Long Tesla Supercharger lines after Arctic blast range drop spell the need for V3 stalls and a queue system
The recent Arctic blast that resulted in historic wind chill temperatures of -108°F (-78°C) at places like Mount Washington brought along queues at Tesla Supercharger stations up north as well. Tesla drivers in the Canadian provinces of Ontario and Quebec where the wind chill brought temperatures down to the -40ºF (-40ºC) point, reported they were caught by surprise at how much their Tesla's range dropped, and had to form long lines in front of the Supercharger stations there.
While an hour of standing in a queue for a charger doesn't sound all that bad, there was some confusion who got their first and whose place in line is next on which stall, especially when people tried to jump the queue because of the increase in their range anxiety.
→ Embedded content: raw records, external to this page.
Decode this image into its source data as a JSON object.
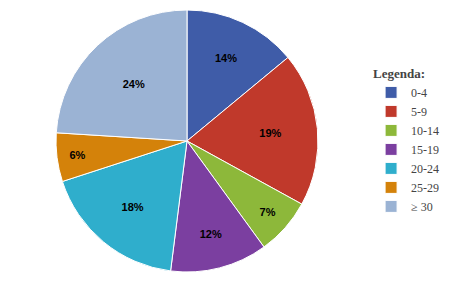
{
  "chart_data": {
    "type": "pie",
    "categories": [
      "0-4",
      "5-9",
      "10-14",
      "15-19",
      "20-24",
      "25-29",
      "≥ 30"
    ],
    "values": [
      14,
      19,
      7,
      12,
      18,
      6,
      24
    ],
    "value_labels": [
      "14%",
      "19%",
      "7%",
      "12%",
      "18%",
      "6%",
      "24%"
    ],
    "colors": [
      "#3F5CA8",
      "#C0392B",
      "#8DB83A",
      "#7B3FA0",
      "#2FAECC",
      "#D4820A",
      "#9BB3D4"
    ],
    "legend_title": "Legenda:",
    "legend": "right",
    "data_labels": true
  }
}
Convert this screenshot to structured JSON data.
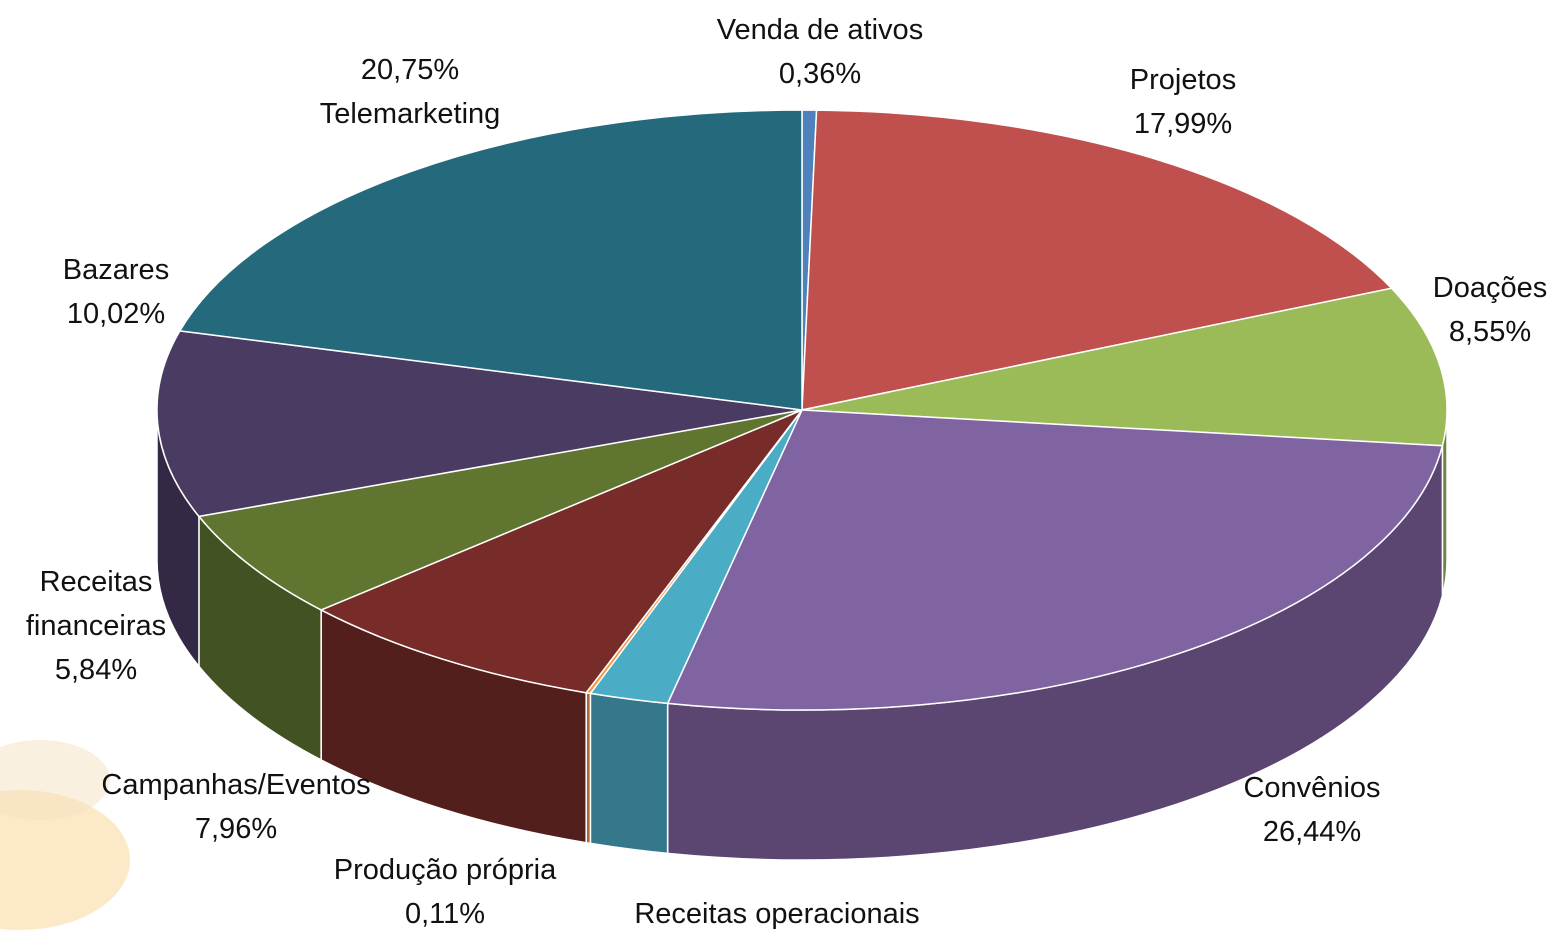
{
  "chart_data": {
    "type": "pie3d",
    "categories": [
      "Venda de ativos",
      "Projetos",
      "Doações",
      "Convênios",
      "Receitas operacionais",
      "Produção própria",
      "Campanhas/Eventos",
      "Receitas financeiras",
      "Bazares",
      "Telemarketing"
    ],
    "values": [
      0.36,
      17.99,
      8.55,
      26.44,
      1.98,
      0.11,
      7.96,
      5.84,
      10.02,
      20.75
    ],
    "value_labels": [
      "0,36%",
      "17,99%",
      "8,55%",
      "26,44%",
      null,
      "0,11%",
      "7,96%",
      "5,84%",
      "10,02%",
      "20,75%"
    ],
    "colors": [
      "#4f81bd",
      "#c0504d",
      "#9bbb59",
      "#8064a2",
      "#4bacc6",
      "#f79646",
      "#772c2a",
      "#5f7530",
      "#4a3b62",
      "#256a7c"
    ]
  }
}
The Supercharger wait times were also in stark contrast to the little to no waiting time the drivers experienced at the same stalls in regular conditions.
While recent winter weather battery range drop tests pegged the Model S and Model 3 winners, and other such tryouts confirmed that Teslas are one of the most energy-efficient EVs one can have in cold climates, their battery consumption rate can still jump by 72% when cold, and these were tests done nowhere near the -40 degrees weather here.
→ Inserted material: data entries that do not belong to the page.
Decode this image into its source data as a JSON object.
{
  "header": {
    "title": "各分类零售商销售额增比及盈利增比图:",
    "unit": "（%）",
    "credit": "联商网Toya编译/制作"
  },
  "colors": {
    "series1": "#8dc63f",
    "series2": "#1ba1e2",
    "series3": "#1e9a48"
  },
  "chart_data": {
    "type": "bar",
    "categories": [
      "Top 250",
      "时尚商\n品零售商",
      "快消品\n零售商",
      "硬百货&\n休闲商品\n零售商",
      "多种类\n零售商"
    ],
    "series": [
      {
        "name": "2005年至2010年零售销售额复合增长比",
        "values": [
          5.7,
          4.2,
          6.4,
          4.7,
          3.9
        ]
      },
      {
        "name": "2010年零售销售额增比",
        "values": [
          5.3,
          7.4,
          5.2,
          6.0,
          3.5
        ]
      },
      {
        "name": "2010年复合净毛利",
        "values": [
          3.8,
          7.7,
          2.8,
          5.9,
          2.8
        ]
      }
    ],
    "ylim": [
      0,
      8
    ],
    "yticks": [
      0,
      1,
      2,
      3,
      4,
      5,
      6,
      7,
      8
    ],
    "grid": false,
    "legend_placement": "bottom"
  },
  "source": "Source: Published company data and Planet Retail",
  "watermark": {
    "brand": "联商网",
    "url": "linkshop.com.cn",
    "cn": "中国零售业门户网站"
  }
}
The other reason for the huge lines that formed in front of Tesla's Superchargers was the lack of V3 stations that can deliver up to 250kW of power for faster charging to 80%. The 12-stall Brossard Supercharger place, for instance, could only deliver 75kW per unit when all of them were occupied, since the V2 stations there that in theory deliver up to 150kW of power, were installed with the sharing feature. This means they actually have to split power with the next stall when all Superchargers are busy, which leads to slower charging rate even when the drivers had their battery preconditioned for charging before they got to the stall.
Recently, Tesla open-sourced its EV ports and connectors for all automakers and infrastructure manufacturers to use, calling it the North American Charging Standard (NACS). The NACS connectors can deliver up to 1MW of energy on the V4 stalls that Tesla will be installing for vehicles like the Cybertruck.
For now, however, Arctic blasts like the one in the last few days can cause charging bottlenecks not only because of the drastic range decrease, but also because a lot of Supercharger stations are still equipped with less powerful or kW-sharing stalls that are proving to be less than adequate in extreme weather scenarios.